Этот дом из коричневого кирпича? Вот и лестница, прямо напротив Дика через улицу. Возле нее возились с велосипедом двое арабов примерно его возраста. Секунду помедлив, Жека перешел через мостовую к ним.
– Сóри, – сказал он, и один из арабов, кучерявый, как молодой Макаревич, поднял к нему лицо.
Жека не стал ничего придумывать, просто рассказал, что ищет девушку. Лет двадцати пяти – двадцати семи, высокая, с темными волосами, красивая. Неместная.
– Вери бьютифул, гайс. (Очень красивая, парни.)
Не появлялось ли в доме в последние месяц-два новой жилички, подходящей под описание?
Арабы переглянулись. Один сказал другому:
– Ленка.
– Вот? (Что?) – переспросил Жека.
Арабы сказали, что да, есть такая девушка. Зовут Ленка, вроде как чешка.
– Онли ши из блонди (Только она блондинка), – добавили арабы.
Окончательно стемнело, а он терпеливо торчал под домом, как подстерегающий поклевку рыбак. К нему подходил «Макаревич», предлагал пива, но Жека отказался. Не хватало еще потом бегать по району, искать угол, где можно избавиться от лишней жидкости. А заодно – пропустить… Кого? Настю? Или все-таки неизвестную чешку? «Макаревич» сказал, что видел девушку сегодня днем. Она уходила пешком.
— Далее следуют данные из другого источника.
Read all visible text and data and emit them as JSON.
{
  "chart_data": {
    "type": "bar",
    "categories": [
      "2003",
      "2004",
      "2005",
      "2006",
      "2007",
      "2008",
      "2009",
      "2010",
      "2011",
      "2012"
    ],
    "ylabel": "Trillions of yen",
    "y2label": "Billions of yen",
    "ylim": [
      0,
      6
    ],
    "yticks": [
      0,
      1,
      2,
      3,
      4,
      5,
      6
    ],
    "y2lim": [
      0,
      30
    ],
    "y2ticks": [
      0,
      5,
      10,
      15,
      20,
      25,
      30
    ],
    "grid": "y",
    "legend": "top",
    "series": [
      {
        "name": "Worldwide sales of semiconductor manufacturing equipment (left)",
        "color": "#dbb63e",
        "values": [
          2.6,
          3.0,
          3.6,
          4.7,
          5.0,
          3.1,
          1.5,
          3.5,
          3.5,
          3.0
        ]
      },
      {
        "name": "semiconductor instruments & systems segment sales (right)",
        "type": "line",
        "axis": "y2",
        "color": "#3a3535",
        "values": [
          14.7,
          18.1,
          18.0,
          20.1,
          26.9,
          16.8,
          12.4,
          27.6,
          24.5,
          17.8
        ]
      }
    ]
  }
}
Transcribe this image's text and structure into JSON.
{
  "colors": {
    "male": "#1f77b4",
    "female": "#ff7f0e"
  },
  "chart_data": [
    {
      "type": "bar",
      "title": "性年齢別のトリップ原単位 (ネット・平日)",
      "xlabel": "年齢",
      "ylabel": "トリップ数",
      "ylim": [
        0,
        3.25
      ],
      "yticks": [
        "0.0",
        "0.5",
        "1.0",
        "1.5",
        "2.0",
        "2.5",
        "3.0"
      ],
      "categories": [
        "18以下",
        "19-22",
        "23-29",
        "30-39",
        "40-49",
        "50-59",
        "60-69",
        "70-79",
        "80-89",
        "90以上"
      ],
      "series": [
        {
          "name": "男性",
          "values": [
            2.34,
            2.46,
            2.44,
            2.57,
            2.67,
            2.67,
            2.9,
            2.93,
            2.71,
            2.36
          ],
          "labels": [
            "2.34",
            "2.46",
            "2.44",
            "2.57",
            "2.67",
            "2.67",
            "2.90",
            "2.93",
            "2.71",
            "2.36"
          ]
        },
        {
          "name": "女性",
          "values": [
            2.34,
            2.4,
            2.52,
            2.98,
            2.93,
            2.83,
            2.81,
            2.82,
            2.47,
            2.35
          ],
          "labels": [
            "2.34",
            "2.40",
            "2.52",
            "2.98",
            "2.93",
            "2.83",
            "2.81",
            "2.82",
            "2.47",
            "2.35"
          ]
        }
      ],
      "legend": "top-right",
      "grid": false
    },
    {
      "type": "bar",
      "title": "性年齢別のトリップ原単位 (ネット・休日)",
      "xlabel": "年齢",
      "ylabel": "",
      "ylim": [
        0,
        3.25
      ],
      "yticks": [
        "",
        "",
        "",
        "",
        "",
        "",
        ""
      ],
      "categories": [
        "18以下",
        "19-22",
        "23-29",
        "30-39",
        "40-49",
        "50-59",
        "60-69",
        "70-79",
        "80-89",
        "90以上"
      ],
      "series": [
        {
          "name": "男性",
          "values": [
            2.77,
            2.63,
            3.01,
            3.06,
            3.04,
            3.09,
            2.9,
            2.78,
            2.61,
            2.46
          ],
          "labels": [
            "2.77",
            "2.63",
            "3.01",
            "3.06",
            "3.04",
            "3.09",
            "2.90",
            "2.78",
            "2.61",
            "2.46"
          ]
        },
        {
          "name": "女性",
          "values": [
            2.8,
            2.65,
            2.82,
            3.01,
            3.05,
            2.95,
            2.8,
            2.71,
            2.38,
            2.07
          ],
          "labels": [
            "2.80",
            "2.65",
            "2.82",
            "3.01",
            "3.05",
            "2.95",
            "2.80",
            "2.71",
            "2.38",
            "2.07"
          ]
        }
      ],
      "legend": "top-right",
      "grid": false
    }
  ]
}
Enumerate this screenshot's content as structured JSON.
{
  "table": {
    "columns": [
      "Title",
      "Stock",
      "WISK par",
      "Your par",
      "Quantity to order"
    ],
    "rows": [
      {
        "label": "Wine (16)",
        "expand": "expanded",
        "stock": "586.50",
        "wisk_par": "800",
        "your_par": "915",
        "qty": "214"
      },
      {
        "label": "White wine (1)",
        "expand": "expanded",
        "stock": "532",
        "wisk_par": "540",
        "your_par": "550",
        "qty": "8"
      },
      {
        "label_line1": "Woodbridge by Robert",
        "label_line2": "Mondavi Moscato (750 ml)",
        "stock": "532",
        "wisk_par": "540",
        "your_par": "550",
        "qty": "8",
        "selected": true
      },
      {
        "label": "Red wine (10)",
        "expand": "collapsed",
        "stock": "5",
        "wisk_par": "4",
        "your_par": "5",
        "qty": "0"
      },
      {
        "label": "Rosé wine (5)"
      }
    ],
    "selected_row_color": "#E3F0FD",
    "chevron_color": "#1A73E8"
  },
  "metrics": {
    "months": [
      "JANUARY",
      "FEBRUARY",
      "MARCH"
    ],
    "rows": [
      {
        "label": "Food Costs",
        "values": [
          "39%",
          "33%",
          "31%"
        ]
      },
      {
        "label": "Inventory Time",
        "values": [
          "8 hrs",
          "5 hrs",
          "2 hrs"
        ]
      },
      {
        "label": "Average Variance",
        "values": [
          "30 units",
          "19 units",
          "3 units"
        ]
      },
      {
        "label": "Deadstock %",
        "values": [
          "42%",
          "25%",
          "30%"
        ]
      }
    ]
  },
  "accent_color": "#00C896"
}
Вон стоит ее велосипед.
– Гуд лак, мэн (Удачи тебе, чувак), – произнес араб, заскучав с ним, и ушел, ногой запнув куда-то вдаль пустую банку из-под пива.
Жека остался. Он вдрызг замерз и хотел есть. Хорошо, что не было дождя. Ладно, еще полчаса, подумал он, разглядывая висящий где-то над Ватерлооплейн перевернутый месяц. Словно украшавший невидимую мечеть, он мерз с Жекой наравне.
Появился страшенный паршивый пес и попытался обнюхать Жеку. Тот шуганул его. Пес отбежал в сторону, присел и посмотрел на Жеку с таким видом, будто хотел спросить, а что он тут делает? Хочет что-то украсть? Пусть даже не думает. Здесь все мое.
И почти сразу Жека услышал шаги, показавшиеся ему знакомыми. Или это голова выдавала желаемое за действительное?
Но нет – раздался Настин голос. Она сказала что-то, чего Жека не разобрал, и засмеялась. С кем-то разговаривает по телефону?
Жека увидел, как Настя показалась из-за угла дома (да, точно, перекрасилась в блондинку), вздохнул и вышел из темноты ей навстречу.